Sameroff, Seifer, Barocas, Zax, and Greenspan (1987) showed that cumulative risk, regardless of the individual constituents, is more predictive of cognitive outcome than is any individual risk factor. Such aggregate variables are more stable than any individual measure, and there is increased power to detect effects of the environment because errors of measurement decrease as scores are summed (Wachs, 1991). We computed a cumulative risk score to control for the effects of a stressful and chaotic environment. Similar cumulative environmental risk measures have been found to account for more variance in child outcome variables than do single factors, including socioeconomic status (Bendersky & Lewis, 1994; McGauhey, Starfield, Alexander, & Ensminger, 1991; Sameroff, Seifer, Baldwin, & Baldwin, 1993). Demographic and lifestyle information was obtained in several ways. Information about the mother’s age, living arrangements, educational achievement, sources of income, family history of substance abuse, and information about other children was obtained by a structured interview that was conducted when the infant was 4 months. The amount of maternal life stress and social support was also obtained at this time. Life stress was measured with an adapted version of the Prenatal Social Environment Inventory (Orr, James, & Casper, 1992). This instrument assesses major life events as well as chronic stress from concerns about family, neighborhood, finances, and health that are likely to be especially problematic in a low-income sample. Test-retest reliability equals .73, with high internal consistency. The social support network size was assessed with the Norbeck Social Support Questionnaire (Norbeck, Lindsey, & Carrieri, 1981, 1983). This instrument measures the number of people in a woman’s social network, the duration of her relationships, and the frequency of her contact with each member. Test-retest reliability ranged from .85 to .92, with high internal consistency.

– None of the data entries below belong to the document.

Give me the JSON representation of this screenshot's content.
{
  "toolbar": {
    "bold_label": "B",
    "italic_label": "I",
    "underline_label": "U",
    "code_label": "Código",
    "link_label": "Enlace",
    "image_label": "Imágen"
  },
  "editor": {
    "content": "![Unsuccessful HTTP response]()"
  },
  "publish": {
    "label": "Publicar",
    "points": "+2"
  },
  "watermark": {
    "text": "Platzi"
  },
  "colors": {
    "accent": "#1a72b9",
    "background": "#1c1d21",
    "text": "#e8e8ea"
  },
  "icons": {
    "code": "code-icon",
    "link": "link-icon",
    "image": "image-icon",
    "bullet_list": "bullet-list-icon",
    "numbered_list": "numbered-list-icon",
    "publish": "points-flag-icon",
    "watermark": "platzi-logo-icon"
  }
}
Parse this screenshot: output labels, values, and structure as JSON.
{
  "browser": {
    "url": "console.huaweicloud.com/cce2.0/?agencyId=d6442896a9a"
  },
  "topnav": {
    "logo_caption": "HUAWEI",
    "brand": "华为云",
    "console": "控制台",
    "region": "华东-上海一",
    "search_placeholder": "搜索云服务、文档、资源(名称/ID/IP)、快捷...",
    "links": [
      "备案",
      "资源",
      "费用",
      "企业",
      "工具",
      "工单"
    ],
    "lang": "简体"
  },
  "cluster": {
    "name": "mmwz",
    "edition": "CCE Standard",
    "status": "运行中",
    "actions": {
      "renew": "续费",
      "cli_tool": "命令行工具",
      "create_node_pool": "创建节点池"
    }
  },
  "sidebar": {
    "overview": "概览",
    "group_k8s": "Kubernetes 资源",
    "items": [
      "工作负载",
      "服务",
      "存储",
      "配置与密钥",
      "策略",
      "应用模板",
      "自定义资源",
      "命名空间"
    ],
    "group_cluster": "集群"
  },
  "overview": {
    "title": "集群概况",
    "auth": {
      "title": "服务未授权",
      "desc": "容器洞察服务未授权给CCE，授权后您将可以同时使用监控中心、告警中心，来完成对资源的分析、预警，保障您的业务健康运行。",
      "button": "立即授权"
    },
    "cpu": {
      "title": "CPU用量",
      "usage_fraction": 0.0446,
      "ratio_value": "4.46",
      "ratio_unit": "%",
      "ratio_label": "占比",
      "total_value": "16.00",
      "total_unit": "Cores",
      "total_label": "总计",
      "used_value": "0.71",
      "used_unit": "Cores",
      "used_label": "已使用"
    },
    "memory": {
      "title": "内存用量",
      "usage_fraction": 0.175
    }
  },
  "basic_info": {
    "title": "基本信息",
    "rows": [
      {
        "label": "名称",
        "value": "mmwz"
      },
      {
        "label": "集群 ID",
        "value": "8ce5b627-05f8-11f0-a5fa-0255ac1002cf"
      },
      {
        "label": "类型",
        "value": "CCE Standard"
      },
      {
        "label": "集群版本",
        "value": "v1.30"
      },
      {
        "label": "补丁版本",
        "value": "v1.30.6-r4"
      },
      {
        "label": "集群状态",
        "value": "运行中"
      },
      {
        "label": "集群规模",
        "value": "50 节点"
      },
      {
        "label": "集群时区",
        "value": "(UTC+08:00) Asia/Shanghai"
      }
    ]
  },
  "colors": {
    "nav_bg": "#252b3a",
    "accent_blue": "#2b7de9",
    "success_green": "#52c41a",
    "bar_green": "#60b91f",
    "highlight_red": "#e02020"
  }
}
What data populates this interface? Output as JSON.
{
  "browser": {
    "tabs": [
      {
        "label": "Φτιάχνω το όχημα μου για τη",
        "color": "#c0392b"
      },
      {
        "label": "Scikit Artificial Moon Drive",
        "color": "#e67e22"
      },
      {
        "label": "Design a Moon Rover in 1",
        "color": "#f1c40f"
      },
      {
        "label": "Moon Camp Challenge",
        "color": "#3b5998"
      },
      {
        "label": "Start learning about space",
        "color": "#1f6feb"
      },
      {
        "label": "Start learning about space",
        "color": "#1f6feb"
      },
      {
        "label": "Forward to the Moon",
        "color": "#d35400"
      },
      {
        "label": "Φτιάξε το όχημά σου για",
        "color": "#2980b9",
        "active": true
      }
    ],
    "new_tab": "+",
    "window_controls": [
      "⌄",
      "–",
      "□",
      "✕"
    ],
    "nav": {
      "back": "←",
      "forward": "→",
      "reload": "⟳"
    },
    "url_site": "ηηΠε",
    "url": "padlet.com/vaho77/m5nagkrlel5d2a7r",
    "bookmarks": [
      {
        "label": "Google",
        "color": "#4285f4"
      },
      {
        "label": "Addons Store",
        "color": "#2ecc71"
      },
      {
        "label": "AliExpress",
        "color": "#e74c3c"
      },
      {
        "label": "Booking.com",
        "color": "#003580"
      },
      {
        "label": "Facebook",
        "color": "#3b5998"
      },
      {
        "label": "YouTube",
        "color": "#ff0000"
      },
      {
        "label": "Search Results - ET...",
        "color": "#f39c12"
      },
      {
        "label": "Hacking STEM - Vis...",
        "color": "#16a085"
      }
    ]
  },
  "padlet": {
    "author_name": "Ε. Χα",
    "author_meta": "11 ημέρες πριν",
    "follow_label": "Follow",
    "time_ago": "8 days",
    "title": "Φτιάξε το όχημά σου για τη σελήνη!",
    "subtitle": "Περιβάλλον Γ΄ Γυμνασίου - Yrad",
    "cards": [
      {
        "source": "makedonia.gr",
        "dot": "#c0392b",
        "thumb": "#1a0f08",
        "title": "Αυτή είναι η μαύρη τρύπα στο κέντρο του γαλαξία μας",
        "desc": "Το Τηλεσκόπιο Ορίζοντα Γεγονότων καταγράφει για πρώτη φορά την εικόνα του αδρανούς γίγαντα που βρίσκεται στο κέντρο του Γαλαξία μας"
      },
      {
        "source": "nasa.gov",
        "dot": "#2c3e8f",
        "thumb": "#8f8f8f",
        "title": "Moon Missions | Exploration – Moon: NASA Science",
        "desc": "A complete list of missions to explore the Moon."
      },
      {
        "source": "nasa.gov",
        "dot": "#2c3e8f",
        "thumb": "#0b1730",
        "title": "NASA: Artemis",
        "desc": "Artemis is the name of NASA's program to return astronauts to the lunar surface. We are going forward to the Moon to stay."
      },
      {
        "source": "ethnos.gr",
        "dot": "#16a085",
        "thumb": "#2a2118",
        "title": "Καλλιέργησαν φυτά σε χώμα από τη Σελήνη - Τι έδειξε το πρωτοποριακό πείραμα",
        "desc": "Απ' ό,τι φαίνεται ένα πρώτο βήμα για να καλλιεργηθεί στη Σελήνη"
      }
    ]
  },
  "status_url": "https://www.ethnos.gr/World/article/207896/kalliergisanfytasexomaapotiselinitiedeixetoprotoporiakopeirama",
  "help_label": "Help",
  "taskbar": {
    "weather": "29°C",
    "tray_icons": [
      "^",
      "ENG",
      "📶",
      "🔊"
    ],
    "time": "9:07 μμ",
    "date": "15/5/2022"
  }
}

An environmental risk score was constructed by using the number of life stressors, social support network size, maternal educational level, use or nonuse of public assistance, minority status, number of supportive adults the mother lived with, number of children in the household, and family history of drug or alcohol use. The standardized scores were combined and scaled to have a mean of 50 and a standard deviation of 10.

BSID-II

The BS1D-II (Bayley, 1993) is an individually administered, well-standardized, evaluation that assesses the developmental functioning of infants and children. It consists of the MDI and the PDI. Administration of the BSID-II was performed by trained researchers who were blind with respect to maternal substance use.

Habituation

Participants were placed in a standard infant car seat that was housed in a semienclosed booth facing a rear-screen projector. A series of color slides was presented, beginning with a warm-up slide of a colorful geometric pattern to attract the child’s attention to the screen. The habituation procedure was designed to be infant controlled with a criterion to habituation of at least 50% decrement in visual fixation in two consecutive trials compared with the baseline; the baseline was defined as the mean of the two longest of the three looks following the warm-up slide. The warm-up slide was turned on when the infant looked at the screen and went off when the infant stopped looking for at least 500 ms or did not stop looking for 30 s, whichever came first. This was followed by presentations of a woman’s neutral face (habituation stimulus) until the criterion of habituation was met or 15 trials had occurred, whichever came first. Two presentations of the same woman’s smiling face (novelty stimulus) and 2 final trials of the same woman’s neutral face (rehabituation) were presented following habituation. Faces have been used successfully as stimuli in several studies during the I st year of life (Colombo et al., 1987; Fagan, 1974).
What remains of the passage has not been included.